Bond market measures will bring liquidity: Raghuram Rajan
Rajan had launched Masala Bonds in 2015.
Outgoing Reserve Bank of India Governor Raghuram Rajan, on Friday, said that the measures announced for bond markets by the central bank, aims at allowing greater participation, which will add liquidity in the fixed income market.
Rajan, while delivering the Annual Day lecture at the Foreign Exchange Dealers' Association of India (FEDAI ), explained the rationale behind the announcement of measures for the development of the fixed income and currency markets in his speech.

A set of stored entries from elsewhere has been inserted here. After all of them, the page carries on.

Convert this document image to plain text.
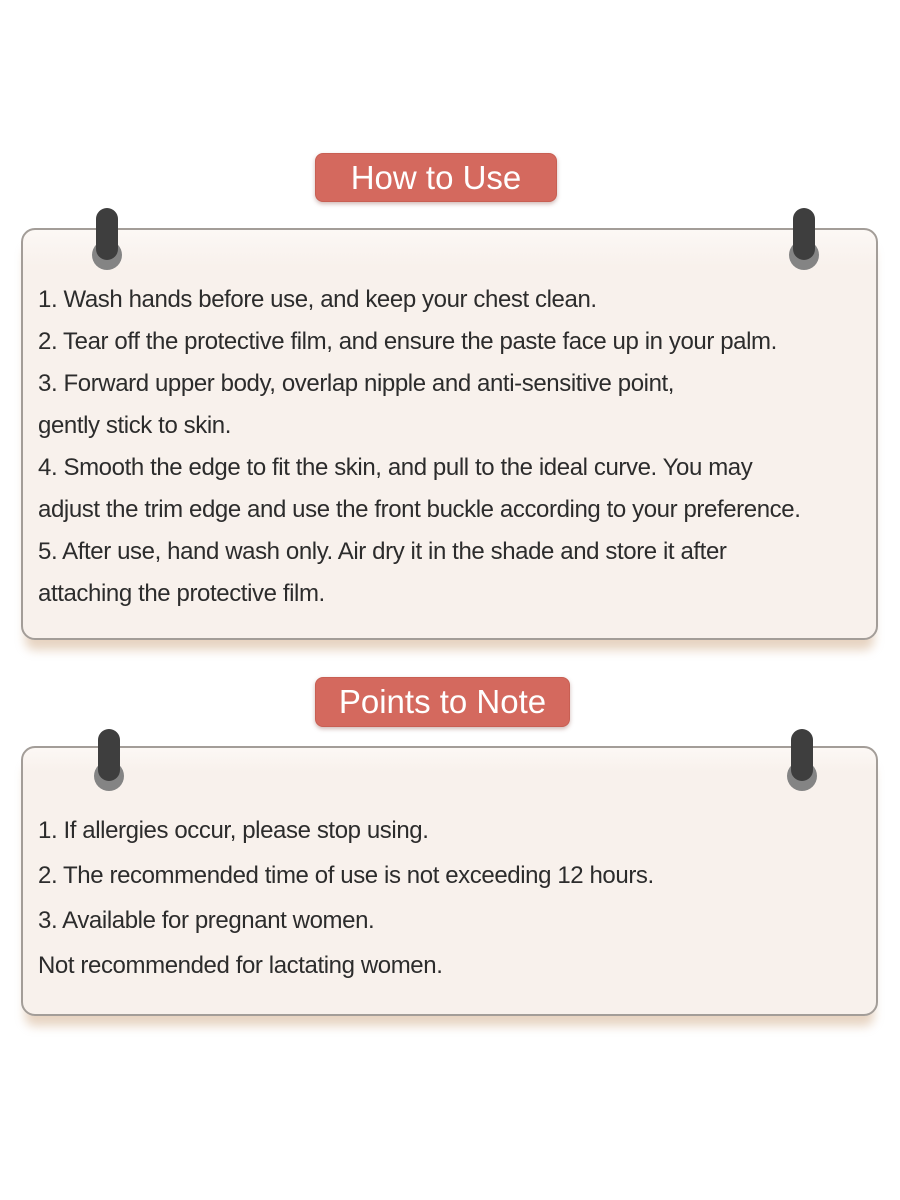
How to Use
1. Wash hands before use, and keep your chest clean.
2. Tear off the protective film, and ensure the paste face up in your palm.
3. Forward upper body, overlap nipple and anti-sensitive point,
gently stick to skin.
4. Smooth the edge to fit the skin, and pull to the ideal curve. You may
adjust the trim edge and use the front buckle according to your preference.
5. After use, hand wash only. Air dry it in the shade and store it after
attaching the protective film.
Points to Note
1. If allergies occur, please stop using.
2. The recommended time of use is not exceeding 12 hours.
3. Available for pregnant women.
Not recommended for lactating women.
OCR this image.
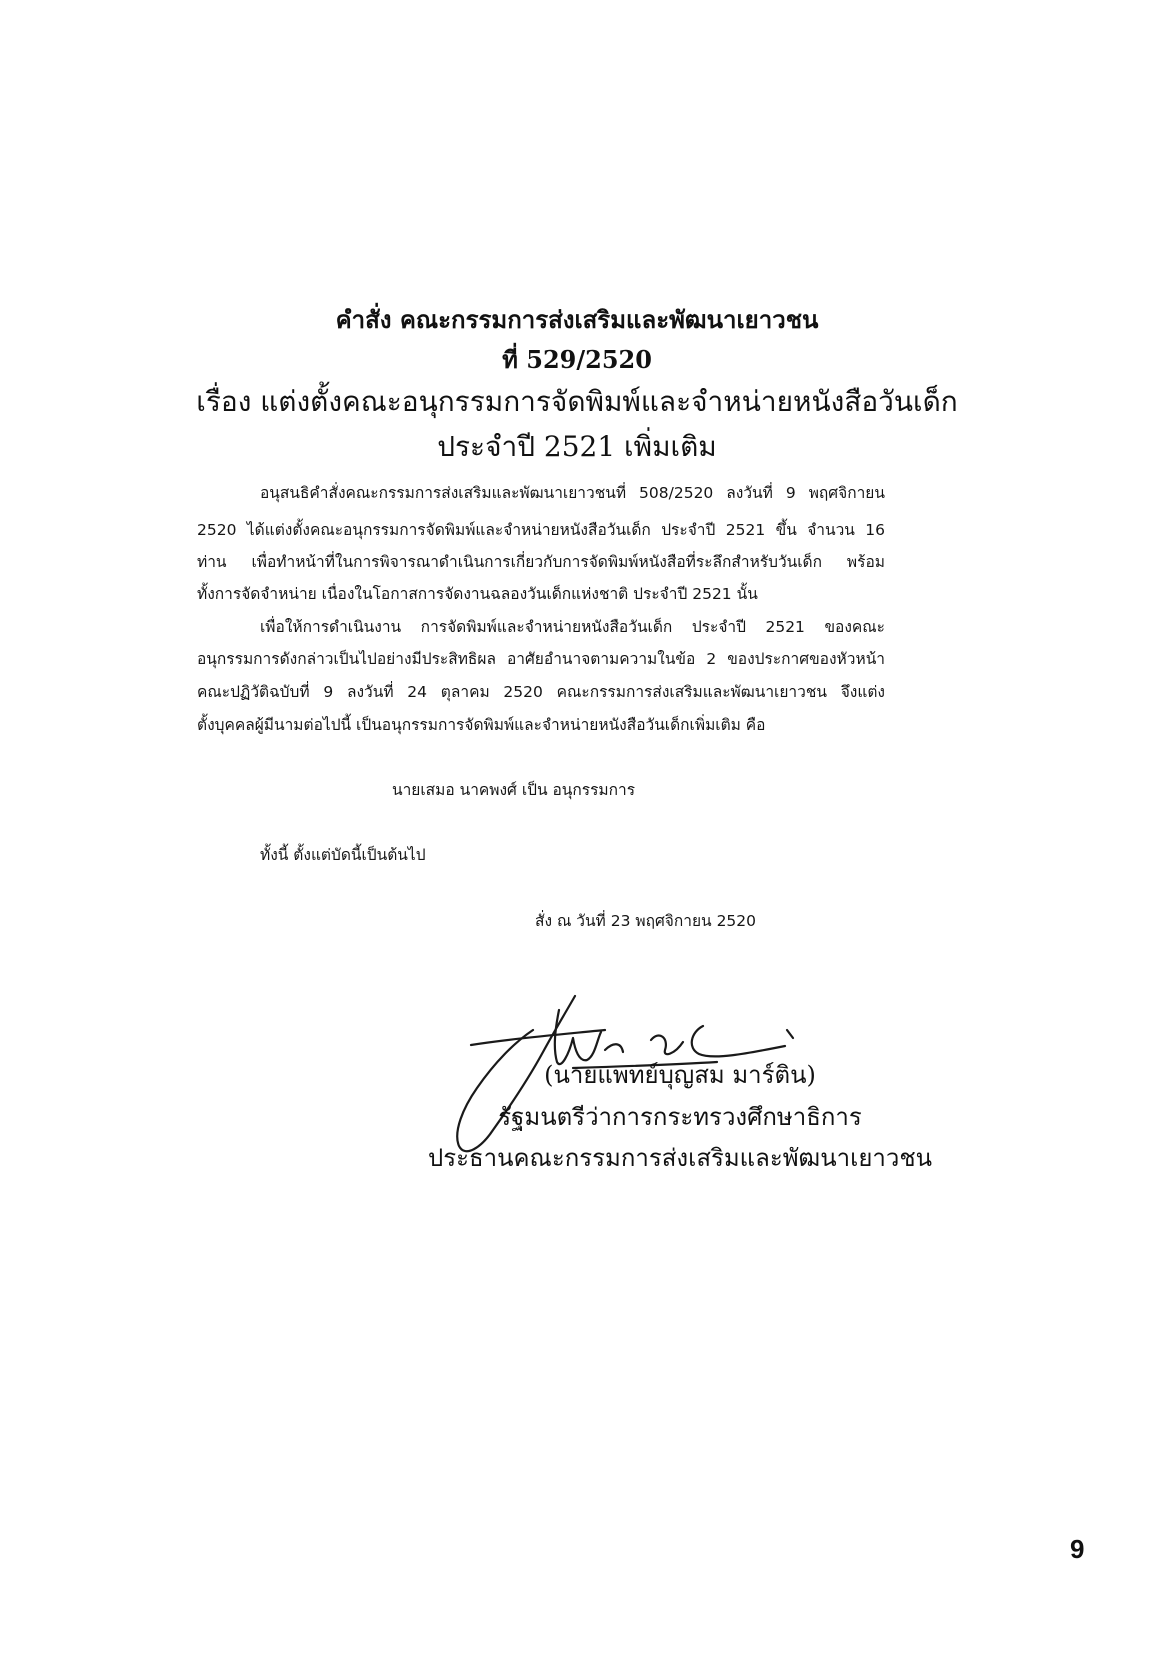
คำสั่ง คณะกรรมการส่งเสริมและพัฒนาเยาวชน
ที่ 529/2520
เรื่อง แต่งตั้งคณะอนุกรรมการจัดพิมพ์และจำหน่ายหนังสือวันเด็ก
ประจำปี 2521 เพิ่มเติม
อนุสนธิคำสั่งคณะกรรมการส่งเสริมและพัฒนาเยาวชนที่ 508/2520 ลงวันที่ 9 พฤศจิกายน
2520 ได้แต่งตั้งคณะอนุกรรมการจัดพิมพ์และจำหน่ายหนังสือวันเด็ก ประจำปี 2521 ขึ้น จำนวน 16
ท่าน เพื่อทำหน้าที่ในการพิจารณาดำเนินการเกี่ยวกับการจัดพิมพ์หนังสือที่ระลึกสำหรับวันเด็ก พร้อม
ทั้งการจัดจำหน่าย เนื่องในโอกาสการจัดงานฉลองวันเด็กแห่งชาติ ประจำปี 2521 นั้น
เพื่อให้การดำเนินงาน การจัดพิมพ์และจำหน่ายหนังสือวันเด็ก ประจำปี 2521 ของคณะ
อนุกรรมการดังกล่าวเป็นไปอย่างมีประสิทธิผล อาศัยอำนาจตามความในข้อ 2 ของประกาศของหัวหน้า
คณะปฏิวัติฉบับที่ 9 ลงวันที่ 24 ตุลาคม 2520 คณะกรรมการส่งเสริมและพัฒนาเยาวชน จึงแต่ง
ตั้งบุคคลผู้มีนามต่อไปนี้ เป็นอนุกรรมการจัดพิมพ์และจำหน่ายหนังสือวันเด็กเพิ่มเติม คือ
นายเสมอ นาคพงศ์ เป็น อนุกรรมการ
ทั้งนี้ ตั้งแต่บัดนี้เป็นต้นไป
สั่ง ณ วันที่ 23 พฤศจิกายน 2520
(นายแพทย์บุญสม มาร์ติน)
รัฐมนตรีว่าการกระทรวงศึกษาธิการ
ประธานคณะกรรมการส่งเสริมและพัฒนาเยาวชน
9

Earlier this week, the RBI announced that the banks will be allowed to issue rupee-dominated bonds overseas, also known as Masala Bonds, under the Liquidity Adjustment Facility (LAF), for their capital requirements and to finance infrastructure and affordable housing.
"Greater access was allowed to retail investors, including to FPIs, to institution-dominated screen-based NDS-OM (Negotiated Dealing System-order matching) market so that they could trade in G-Secs using their demat accounts; however, the central bank would continue to be careful about broadening retail access in markets that require sophisticated understanding, such as complex derivatives", Rajan said.
While addressing, Rajan hoped for more vibrant Masala Bond market abroad to complement a "vibrant" domestic corporate bond market. He said, India is a current account deficit (CAD) country; India needs financing from abroad.
Rajan had launched Masala Bonds in 2015.
"Foreign investors could also help deepen debt and derivative markets as they contributed to price discovery and liquidity. Yet, given India’s weak bankruptcy system, there was moral hazard built into unhedged foreign borrowing. Therefore, the RBI encouraged companies that did not have foreign exchange earnings to either issue long term dollar bonds, fully hedged shorter term bonds, or rupee denominated Masala Bonds abroad", Rajan added.
As corporations move to money and bond markets, the RBI will also nudge them further by imposing higher provisioning and capital requirements for banks on corporate lending when exposures become large, the Governor stated.
The RBI tweaked the lending norms to big corporates that usually take huge loans, which will hike the borrowing cost for them.
Rajan's tenure will end on September 4. Urijit Patel, currently the deputy governor of the RBI, was announced as his successor last week.